Un mur qui ressemble à une falaise, et un jardin derrière… Rand disait peut-être la vérité…

Regardant à droite et à gauche, Mat constata que cette section de la rue lui appartenait pour le moment. Mais il devrait se dépêcher, car avec les tournants, la visibilité n’était pas bien bonne, et un gêneur pouvait débouler à tout moment. Il gravit donc le versant à toute vitesse, sans se soucier des ravages que faisaient ses bottes dans le massif de fleurs rouges et blanches. Comme on pouvait s’y attendre, le mur brut se révéla généreusement doté en prises et l’ascension devrait en principe être un jeu d’enfant.

Étonnante, cette négligence, pensa Mat pendant qu’il grimpait.

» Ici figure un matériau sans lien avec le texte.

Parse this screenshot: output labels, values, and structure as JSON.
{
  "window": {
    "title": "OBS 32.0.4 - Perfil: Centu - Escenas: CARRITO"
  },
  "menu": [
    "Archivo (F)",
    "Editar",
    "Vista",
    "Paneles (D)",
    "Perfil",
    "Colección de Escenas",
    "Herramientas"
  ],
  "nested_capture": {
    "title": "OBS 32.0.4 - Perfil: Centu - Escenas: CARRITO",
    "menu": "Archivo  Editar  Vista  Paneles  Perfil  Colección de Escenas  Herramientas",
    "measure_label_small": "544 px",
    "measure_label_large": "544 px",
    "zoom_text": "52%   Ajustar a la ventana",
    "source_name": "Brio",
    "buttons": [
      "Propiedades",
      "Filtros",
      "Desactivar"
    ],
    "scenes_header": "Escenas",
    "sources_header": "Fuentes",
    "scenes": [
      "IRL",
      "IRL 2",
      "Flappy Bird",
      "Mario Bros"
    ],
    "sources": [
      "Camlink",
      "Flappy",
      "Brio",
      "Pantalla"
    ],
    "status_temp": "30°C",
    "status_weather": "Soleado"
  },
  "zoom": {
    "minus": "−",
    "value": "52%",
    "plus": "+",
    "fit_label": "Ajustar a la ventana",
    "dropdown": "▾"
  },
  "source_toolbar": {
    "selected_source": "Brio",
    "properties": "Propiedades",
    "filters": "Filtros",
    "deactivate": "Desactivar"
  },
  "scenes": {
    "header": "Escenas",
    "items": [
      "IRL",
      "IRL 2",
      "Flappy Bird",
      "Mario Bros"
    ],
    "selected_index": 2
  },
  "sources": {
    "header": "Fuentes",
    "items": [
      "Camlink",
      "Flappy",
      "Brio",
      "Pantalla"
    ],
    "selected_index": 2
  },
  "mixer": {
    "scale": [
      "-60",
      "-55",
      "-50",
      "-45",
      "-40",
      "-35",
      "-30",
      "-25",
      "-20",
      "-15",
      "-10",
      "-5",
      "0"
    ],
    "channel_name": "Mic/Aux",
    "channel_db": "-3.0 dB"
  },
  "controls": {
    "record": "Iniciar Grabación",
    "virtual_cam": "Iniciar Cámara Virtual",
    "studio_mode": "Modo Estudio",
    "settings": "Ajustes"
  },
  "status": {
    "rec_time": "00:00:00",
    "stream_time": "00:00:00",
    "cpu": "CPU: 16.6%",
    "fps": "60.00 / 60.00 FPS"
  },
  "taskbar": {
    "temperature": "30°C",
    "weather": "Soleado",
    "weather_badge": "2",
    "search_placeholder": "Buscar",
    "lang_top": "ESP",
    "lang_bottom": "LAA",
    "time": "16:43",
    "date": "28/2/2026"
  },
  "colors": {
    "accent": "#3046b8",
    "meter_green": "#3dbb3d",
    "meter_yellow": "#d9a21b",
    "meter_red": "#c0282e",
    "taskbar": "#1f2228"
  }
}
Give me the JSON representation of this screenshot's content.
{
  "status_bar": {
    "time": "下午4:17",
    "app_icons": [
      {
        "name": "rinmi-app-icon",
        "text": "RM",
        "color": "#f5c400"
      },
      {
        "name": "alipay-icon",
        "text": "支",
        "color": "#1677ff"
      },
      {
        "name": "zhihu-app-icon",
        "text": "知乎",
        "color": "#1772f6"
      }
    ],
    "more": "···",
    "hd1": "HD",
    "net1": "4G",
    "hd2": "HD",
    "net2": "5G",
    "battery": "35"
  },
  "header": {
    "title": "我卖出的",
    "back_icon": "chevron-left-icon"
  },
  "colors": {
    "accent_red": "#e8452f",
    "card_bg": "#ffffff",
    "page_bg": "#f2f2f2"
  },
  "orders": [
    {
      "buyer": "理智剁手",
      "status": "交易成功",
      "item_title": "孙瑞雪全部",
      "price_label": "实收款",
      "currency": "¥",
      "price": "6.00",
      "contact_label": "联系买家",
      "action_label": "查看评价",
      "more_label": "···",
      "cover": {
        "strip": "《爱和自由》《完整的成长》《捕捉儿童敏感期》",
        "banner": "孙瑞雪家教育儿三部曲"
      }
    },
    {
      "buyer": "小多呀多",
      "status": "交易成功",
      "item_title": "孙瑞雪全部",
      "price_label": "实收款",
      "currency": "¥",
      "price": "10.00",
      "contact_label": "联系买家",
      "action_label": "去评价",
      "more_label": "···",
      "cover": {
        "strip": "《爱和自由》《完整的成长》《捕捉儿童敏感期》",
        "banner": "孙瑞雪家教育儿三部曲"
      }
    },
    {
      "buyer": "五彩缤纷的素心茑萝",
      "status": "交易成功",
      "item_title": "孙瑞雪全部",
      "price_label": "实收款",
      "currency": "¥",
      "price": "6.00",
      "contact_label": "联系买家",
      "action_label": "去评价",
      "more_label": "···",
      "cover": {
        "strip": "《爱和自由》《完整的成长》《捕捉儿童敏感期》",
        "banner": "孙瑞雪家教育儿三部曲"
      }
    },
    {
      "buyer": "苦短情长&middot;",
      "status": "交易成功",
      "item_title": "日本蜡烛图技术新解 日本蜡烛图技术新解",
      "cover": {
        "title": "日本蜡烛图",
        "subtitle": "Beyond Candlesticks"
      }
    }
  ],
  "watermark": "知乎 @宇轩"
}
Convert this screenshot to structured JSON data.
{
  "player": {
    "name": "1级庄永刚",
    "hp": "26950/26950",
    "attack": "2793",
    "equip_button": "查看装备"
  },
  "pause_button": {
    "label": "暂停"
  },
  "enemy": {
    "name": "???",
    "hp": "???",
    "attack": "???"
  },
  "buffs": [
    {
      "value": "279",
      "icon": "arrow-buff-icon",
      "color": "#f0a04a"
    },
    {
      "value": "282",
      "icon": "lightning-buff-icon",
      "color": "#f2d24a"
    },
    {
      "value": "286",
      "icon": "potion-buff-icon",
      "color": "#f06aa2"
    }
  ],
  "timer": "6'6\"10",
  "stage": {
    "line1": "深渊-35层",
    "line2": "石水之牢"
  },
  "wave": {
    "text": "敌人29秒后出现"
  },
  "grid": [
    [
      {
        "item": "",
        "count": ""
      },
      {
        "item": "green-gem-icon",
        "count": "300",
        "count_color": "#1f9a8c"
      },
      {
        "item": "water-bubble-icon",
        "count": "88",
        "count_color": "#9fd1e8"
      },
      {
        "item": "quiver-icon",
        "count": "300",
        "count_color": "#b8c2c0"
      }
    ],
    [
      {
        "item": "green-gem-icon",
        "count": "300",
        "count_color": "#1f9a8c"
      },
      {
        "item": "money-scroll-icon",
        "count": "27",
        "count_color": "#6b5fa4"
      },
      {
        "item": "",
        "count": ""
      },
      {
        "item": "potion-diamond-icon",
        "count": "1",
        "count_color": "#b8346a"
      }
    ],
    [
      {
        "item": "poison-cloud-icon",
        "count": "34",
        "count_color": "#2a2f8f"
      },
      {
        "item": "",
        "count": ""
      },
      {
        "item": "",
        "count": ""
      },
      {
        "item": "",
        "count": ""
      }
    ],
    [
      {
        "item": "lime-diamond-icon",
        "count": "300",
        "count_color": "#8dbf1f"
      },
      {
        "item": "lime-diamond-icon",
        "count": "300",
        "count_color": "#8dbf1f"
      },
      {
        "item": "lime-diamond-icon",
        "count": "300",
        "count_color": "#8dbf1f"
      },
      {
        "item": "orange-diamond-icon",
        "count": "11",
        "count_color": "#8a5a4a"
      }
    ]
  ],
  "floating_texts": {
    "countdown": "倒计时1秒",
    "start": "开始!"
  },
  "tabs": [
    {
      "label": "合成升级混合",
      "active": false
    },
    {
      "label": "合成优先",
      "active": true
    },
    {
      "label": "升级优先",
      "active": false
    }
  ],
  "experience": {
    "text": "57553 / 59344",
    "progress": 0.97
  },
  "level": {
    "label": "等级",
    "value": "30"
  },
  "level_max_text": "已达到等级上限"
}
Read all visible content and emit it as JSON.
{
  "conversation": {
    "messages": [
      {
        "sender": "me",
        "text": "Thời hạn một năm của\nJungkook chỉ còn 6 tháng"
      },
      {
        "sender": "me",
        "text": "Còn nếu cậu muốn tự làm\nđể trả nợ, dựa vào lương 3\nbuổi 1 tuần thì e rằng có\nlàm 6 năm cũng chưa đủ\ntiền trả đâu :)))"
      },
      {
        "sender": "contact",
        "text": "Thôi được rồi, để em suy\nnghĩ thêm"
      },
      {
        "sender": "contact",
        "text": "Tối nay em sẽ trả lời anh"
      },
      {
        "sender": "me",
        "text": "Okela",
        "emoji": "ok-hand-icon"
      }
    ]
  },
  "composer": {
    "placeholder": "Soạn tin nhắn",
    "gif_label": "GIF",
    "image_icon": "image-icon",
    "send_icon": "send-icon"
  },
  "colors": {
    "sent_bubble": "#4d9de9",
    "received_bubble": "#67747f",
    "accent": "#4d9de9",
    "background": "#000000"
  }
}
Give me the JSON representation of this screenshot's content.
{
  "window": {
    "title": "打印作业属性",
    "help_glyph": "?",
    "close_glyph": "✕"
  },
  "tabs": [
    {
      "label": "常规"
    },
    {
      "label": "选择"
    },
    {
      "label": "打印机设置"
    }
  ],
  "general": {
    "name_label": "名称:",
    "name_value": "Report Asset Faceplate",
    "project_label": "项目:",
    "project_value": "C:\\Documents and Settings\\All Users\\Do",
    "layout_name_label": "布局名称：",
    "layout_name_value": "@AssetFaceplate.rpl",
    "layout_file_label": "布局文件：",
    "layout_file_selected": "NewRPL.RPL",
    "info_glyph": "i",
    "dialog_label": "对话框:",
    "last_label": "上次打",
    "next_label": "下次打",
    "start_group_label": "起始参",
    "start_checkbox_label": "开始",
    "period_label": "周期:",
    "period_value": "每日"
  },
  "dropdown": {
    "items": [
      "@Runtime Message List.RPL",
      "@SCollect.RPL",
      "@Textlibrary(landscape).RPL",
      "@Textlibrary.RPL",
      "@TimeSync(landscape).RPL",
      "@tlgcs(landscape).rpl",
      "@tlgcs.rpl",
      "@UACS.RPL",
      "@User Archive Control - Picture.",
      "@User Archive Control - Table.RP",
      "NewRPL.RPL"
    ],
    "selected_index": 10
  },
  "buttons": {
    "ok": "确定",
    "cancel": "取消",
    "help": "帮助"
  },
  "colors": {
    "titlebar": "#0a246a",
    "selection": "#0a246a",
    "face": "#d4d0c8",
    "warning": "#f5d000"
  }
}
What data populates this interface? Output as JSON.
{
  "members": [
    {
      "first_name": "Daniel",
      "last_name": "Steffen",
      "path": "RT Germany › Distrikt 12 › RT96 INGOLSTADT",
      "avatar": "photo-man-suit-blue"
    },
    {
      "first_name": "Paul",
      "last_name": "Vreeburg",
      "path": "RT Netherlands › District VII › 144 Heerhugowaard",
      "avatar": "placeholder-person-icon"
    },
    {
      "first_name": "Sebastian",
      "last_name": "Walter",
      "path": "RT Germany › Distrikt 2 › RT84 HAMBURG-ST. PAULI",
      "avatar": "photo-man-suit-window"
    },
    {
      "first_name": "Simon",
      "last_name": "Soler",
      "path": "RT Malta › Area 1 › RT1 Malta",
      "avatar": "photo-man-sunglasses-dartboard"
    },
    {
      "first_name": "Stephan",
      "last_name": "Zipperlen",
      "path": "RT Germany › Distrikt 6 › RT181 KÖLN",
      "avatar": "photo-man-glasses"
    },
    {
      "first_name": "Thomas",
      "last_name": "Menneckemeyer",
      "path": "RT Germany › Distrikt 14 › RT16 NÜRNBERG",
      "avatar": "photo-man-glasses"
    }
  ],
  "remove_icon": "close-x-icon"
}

Un moment, cet exercice le ramena dans son enfance, à l’époque où Rand, Perrin et lui s’étaient aventurés dans les collines de Sable, sur les contreforts des montagnes de la Brume. Lorsqu’ils étaient revenus à Champ d’Emond, ils avaient dû subir le courroux, voire la rage, de tous les gens qui avaient pu leur mettre la main dessus. Mat plus que les deux autres, parce qu’on le soupçonnait – une habitude dans son village – d’être l’instigateur de l’excursion. Mais pendant trois jours, ils avaient escaladé des falaises, dormi à la belle étoile, mangé des œufs volés dans des nids d’oiseaux à crête rouge, fait rôtir des oies sauvages abattues d’une flèche ou d’une pierre de fronde et savouré des lapins pris au collet. Tout ça en se vantant de se ficher de la mauvaise réputation des montagnes et en riant aux éclats à l’idée du trésor qu’ils espéraient trouver. De cette expédition, Mat avait rapporté un étrange caillou dans lequel était enchâssée la tête d’un poisson – une curiosité, vraiment ! –, une magnifique plume blanche perdue par un aigle des neiges et un fragment de pierre blanche, large comme sa main, qui semblait avoir été sculpté pour ressembler à une oreille humaine.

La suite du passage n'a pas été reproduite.